I am setting the MySQL variable auto_increment_increment using the following command.
mysql -u root -p -e "SET GLOBAL auto_increment_increment = 10;"
And it all works, until I restart MySQL (using sudo service mysql restart), then the variables are back to default.
Before restarting:
mysql> SHOW VARIABLES LIKE 'auto_%';
+--------------------------+-------+
| Variable_name | Value |
+--------------------------+-------+
| auto_increment_increment | 10 |
| auto_increment_offset | 1 |
+--------------------------+-------+
2 rows in set (0.00 sec)After restarting:
mysql> SHOW VARIABLES LIKE 'auto_%';
+--------------------------+-------+
| Variable_name | Value |
+--------------------------+-------+
| auto_increment_increment | 1 |
| auto_increment_offset | 1 |
+--------------------------+-------+
2 rows in set (0.00 sec)How can I make this changes permanent?
32 Answers
Your command changes the behavior only temporary.

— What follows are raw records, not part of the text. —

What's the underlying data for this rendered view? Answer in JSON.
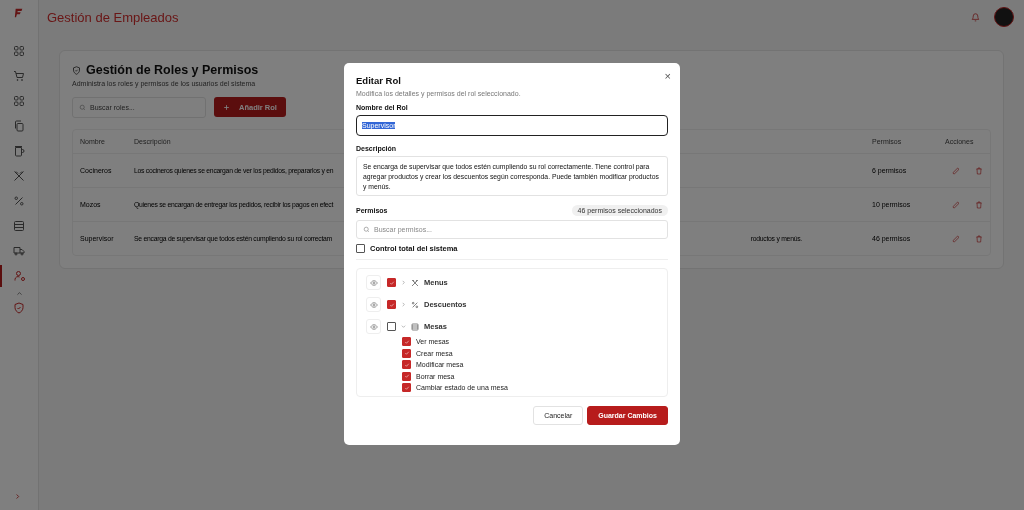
{
  "app": {
    "title": "Gestión de Empleados"
  },
  "sidebar": {
    "items": [
      {
        "selected": false
      },
      {
        "selected": false
      },
      {
        "selected": false
      },
      {
        "selected": false
      },
      {
        "selected": false
      },
      {
        "selected": false
      },
      {
        "selected": false
      },
      {
        "selected": false
      },
      {
        "selected": false
      },
      {
        "selected": true,
        "expanded": true,
        "children": [
          {
            "selected": true
          }
        ]
      }
    ]
  },
  "page": {
    "title": "Gestión de Roles y Permisos",
    "subtitle": "Administra los roles y permisos de los usuarios del sistema",
    "search": {
      "placeholder": "Buscar roles..."
    },
    "add_button": "Añadir Rol",
    "table": {
      "columns": [
        "Nombre",
        "Descripción",
        "Permisos",
        "Acciones"
      ],
      "rows": [
        {
          "name": "Cocineros",
          "description_start": "Los cocineros quienes se encargan de ver los pedidos, prepararlos y en",
          "permissions": "6 permisos"
        },
        {
          "name": "Mozos",
          "description_start": "Quienes se encargan de entregar los pedidos, recibir los pagos en efect",
          "permissions": "10 permisos"
        },
        {
          "name": "Supervisor",
          "description_start": "Se encarga de supervisar que todos estén cumpliendo su rol correctam",
          "description_end": "roductos y menús.",
          "permissions": "46 permisos"
        }
      ]
    }
  },
  "dialog": {
    "title": "Editar Rol",
    "subtitle": "Modifica los detalles y permisos del rol seleccionado.",
    "close": "×",
    "name_label": "Nombre del Rol",
    "name_value": "Supervisor",
    "name_selected": true,
    "description_label": "Descripción",
    "description_value": "Se encarga de supervisar que todos estén cumpliendo su rol correctamente. Tiene control para agregar productos y crear los descuentos según corresponda. Puede también modificar productos y menús.",
    "permissions_label": "Permisos",
    "permissions_badge": "46 permisos seleccionados",
    "permissions_search": {
      "placeholder": "Buscar permisos..."
    },
    "full_control": {
      "label": "Control total del sistema",
      "checked": false
    },
    "groups": [
      {
        "label": "Menus",
        "checked": true,
        "expanded": false
      },
      {
        "label": "Descuentos",
        "checked": true,
        "expanded": false
      },
      {
        "label": "Mesas",
        "checked": false,
        "expanded": true,
        "children": [
          {
            "label": "Ver mesas",
            "checked": true
          },
          {
            "label": "Crear mesa",
            "checked": true
          },
          {
            "label": "Modificar mesa",
            "checked": true
          },
          {
            "label": "Borrar mesa",
            "checked": true
          },
          {
            "label": "Cambiar estado de una mesa",
            "checked": true
          }
        ]
      }
    ],
    "buttons": [
      {
        "label": "Cancelar",
        "kind": "secondary"
      },
      {
        "label": "Guardar Cambios",
        "kind": "primary"
      }
    ]
  }
}
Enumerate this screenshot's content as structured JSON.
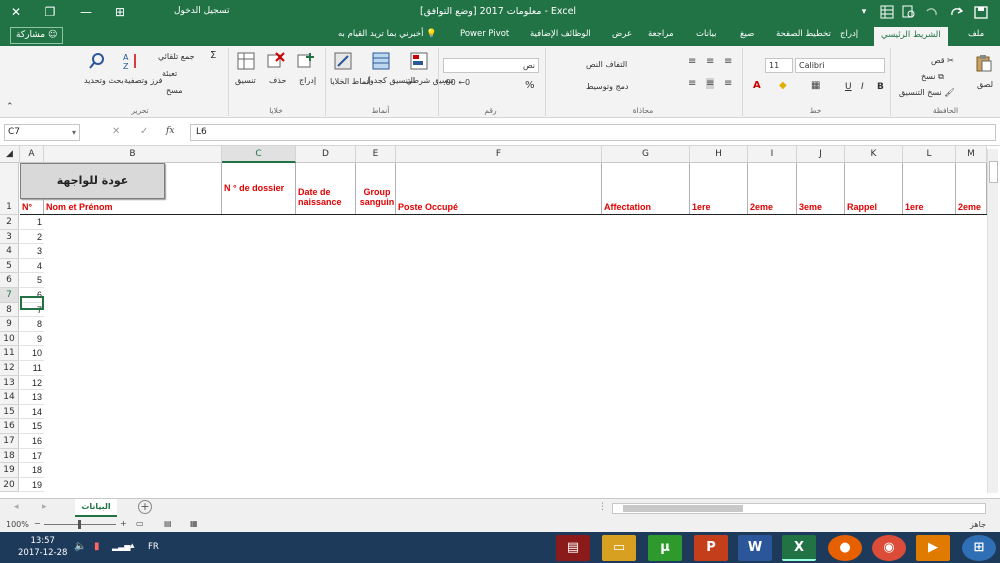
{
  "window": {
    "title": "معلومات 2017  [وضع التوافق]  -  Excel",
    "signin": "تسجيل الدخول",
    "close_glyph": "✕",
    "restore_glyph": "❐",
    "minimize_glyph": "—",
    "ribbon_display_glyph": "⊞"
  },
  "tabs": {
    "file": "ملف",
    "home": "الشريط الرئيسي",
    "insert": "إدراج",
    "page_layout": "تخطيط الصفحة",
    "formulas": "صيغ",
    "data": "بيانات",
    "review": "مراجعة",
    "view": "عرض",
    "addins": "الوظائف الإضافية",
    "power_pivot": "Power Pivot",
    "tell_me": "أخبرني بما تريد القيام به",
    "share": "مشاركة"
  },
  "ribbon": {
    "clipboard": {
      "label": "الحافظة",
      "paste": "لصق",
      "cut": "قص",
      "copy": "نسخ",
      "format_painter": "نسخ التنسيق"
    },
    "font": {
      "label": "خط",
      "name": "Calibri",
      "size": "11",
      "bold": "B",
      "italic": "I",
      "underline": "U"
    },
    "alignment": {
      "label": "محاذاة",
      "wrap_text": "التفاف النص",
      "merge_center": "دمج وتوسيط"
    },
    "number": {
      "label": "رقم",
      "format": "نص",
      "percent": "%"
    },
    "styles": {
      "label": "أنماط",
      "conditional": "تنسيق شرطي",
      "format_table": "التنسيق كجدول",
      "cell_styles": "أنماط الخلايا"
    },
    "cells": {
      "label": "خلايا",
      "insert": "إدراج",
      "delete": "حذف",
      "format": "تنسيق"
    },
    "editing": {
      "label": "تحرير",
      "autosum": "جمع تلقائي",
      "fill": "تعبئة",
      "clear": "مسح",
      "sort_filter": "فرز وتصفية",
      "find_select": "بحث وتحديد"
    }
  },
  "formula_bar": {
    "name_box": "C7",
    "formula": "L6",
    "fx": "fx"
  },
  "columns": [
    {
      "id": "A",
      "header": "N°"
    },
    {
      "id": "B",
      "header": "Nom et Prénom"
    },
    {
      "id": "C",
      "header": "N ° de dossier"
    },
    {
      "id": "D",
      "header": "Date de naissance"
    },
    {
      "id": "E",
      "header": "Group sanguin"
    },
    {
      "id": "F",
      "header": "Poste Occupé"
    },
    {
      "id": "G",
      "header": "Affectation"
    },
    {
      "id": "H",
      "header": "1ere"
    },
    {
      "id": "I",
      "header": "2eme"
    },
    {
      "id": "J",
      "header": "3eme"
    },
    {
      "id": "K",
      "header": "Rappel"
    },
    {
      "id": "L",
      "header": "1ere"
    },
    {
      "id": "M",
      "header": "2eme"
    }
  ],
  "rows": [
    "1",
    "2",
    "3",
    "4",
    "5",
    "6",
    "7",
    "8",
    "9",
    "10",
    "11",
    "12",
    "13",
    "14",
    "15",
    "16",
    "17",
    "18",
    "19",
    "20"
  ],
  "row_values": [
    "1",
    "2",
    "3",
    "4",
    "5",
    "6",
    "7",
    "8",
    "9",
    "10",
    "11",
    "12",
    "13",
    "14",
    "15",
    "16",
    "17",
    "18",
    "19"
  ],
  "shape_button": "عودة للواجهة",
  "sheet_tab": "البيانات",
  "status": {
    "ready": "جاهز",
    "zoom": "100%"
  },
  "taskbar": {
    "time": "13:57",
    "date": "2017-12-28",
    "lang": "FR"
  }
}
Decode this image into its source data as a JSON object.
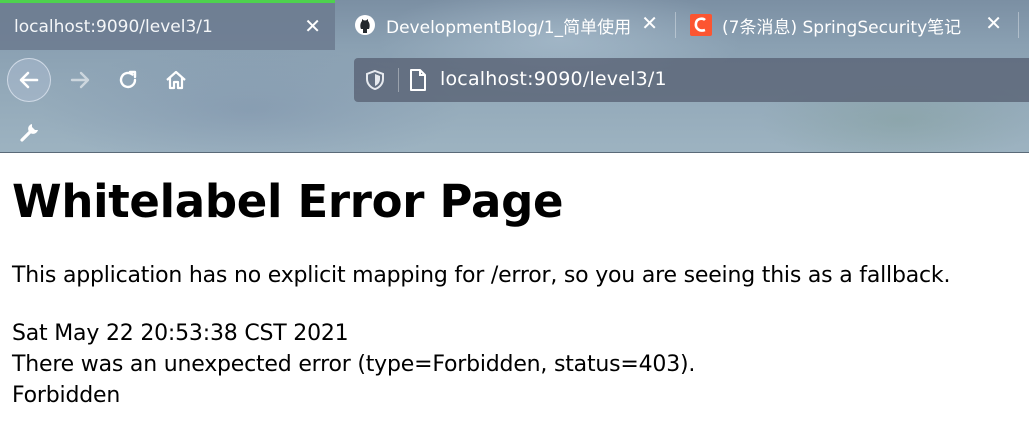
{
  "browser": {
    "tabs": [
      {
        "title": "localhost:9090/level3/1",
        "active": true,
        "favicon": "none"
      },
      {
        "title": "DevelopmentBlog/1_简单使用",
        "active": false,
        "favicon": "github-icon"
      },
      {
        "title": "(7条消息) SpringSecurity笔记",
        "active": false,
        "favicon": "csdn-icon"
      }
    ],
    "close_glyph": "✕",
    "url": "localhost:9090/level3/1",
    "accent_color": "#4ed14e"
  },
  "page": {
    "heading": "Whitelabel Error Page",
    "message": "This application has no explicit mapping for /error, so you are seeing this as a fallback.",
    "timestamp": "Sat May 22 20:53:38 CST 2021",
    "error_line": "There was an unexpected error (type=Forbidden, status=403).",
    "error_message": "Forbidden"
  }
}
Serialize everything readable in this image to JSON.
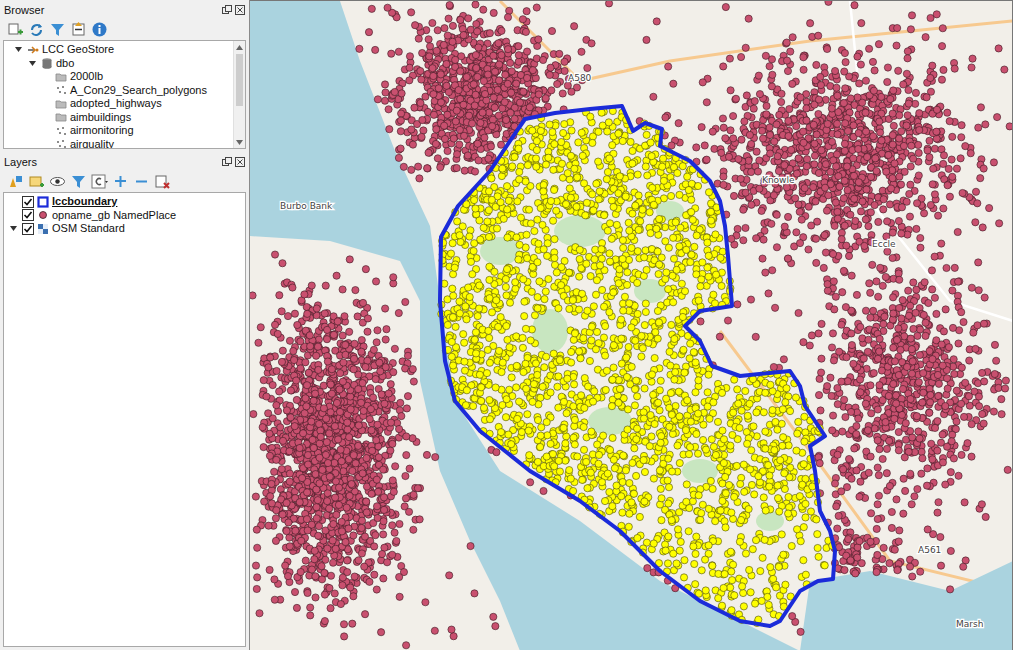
{
  "browser": {
    "title": "Browser",
    "tree": [
      {
        "label": "LCC GeoStore",
        "kind": "connection",
        "expanded": true,
        "children": [
          {
            "label": "dbo",
            "kind": "schema",
            "expanded": true,
            "children": [
              {
                "label": "2000lb",
                "kind": "table"
              },
              {
                "label": "A_Con29_Search_polygons",
                "kind": "points"
              },
              {
                "label": "adopted_highways",
                "kind": "table"
              },
              {
                "label": "aimbuildings",
                "kind": "table"
              },
              {
                "label": "airmonitoring",
                "kind": "points"
              },
              {
                "label": "airquality",
                "kind": "points"
              }
            ]
          }
        ]
      }
    ]
  },
  "layers": {
    "title": "Layers",
    "items": [
      {
        "label": "lccboundary",
        "kind": "polygon",
        "checked": true,
        "selected": true,
        "expanded": false,
        "color": "#1b2bd9"
      },
      {
        "label": "opname_gb NamedPlace",
        "kind": "point",
        "checked": true,
        "selected": false,
        "expanded": false,
        "color": "#c9506f"
      },
      {
        "label": "OSM Standard",
        "kind": "raster",
        "checked": true,
        "selected": false,
        "expanded": true,
        "color": "#3a6fb0"
      }
    ]
  },
  "map": {
    "labels": [
      "Burbo Bank",
      "A580",
      "Knowle",
      "Eccle",
      "A561",
      "Marsh"
    ]
  }
}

Therefore add a new configuration in /etc/mysql/conf.d/. Avoid changes in /etc/mysql/my.cnf. Why? See at the end of my answer.
sudo nano /etc/mysql/conf.d/my.cnfand add
[mysqld]
auto-increment-increment = 10Reload the configuration or restart the server.
Taken from the standard my.cnf
#
# * IMPORTANT: Additional settings that can override those from this file!
# The files must end with '.cnf', otherwise they'll be ignored.
#
!includedir /etc/mysql/conf.d/ As pointed out by ssta, you can use a configuration file. Probably the best place for it would be the my.cnf file, used at startup.
Make the following changes:
...
[mysqld]
auto_increment_increment = 10
...Save the file and restart the server.
sudo service mysql restartThat should work (I did not test it myself). By curisoity, why do you want such a behaviour?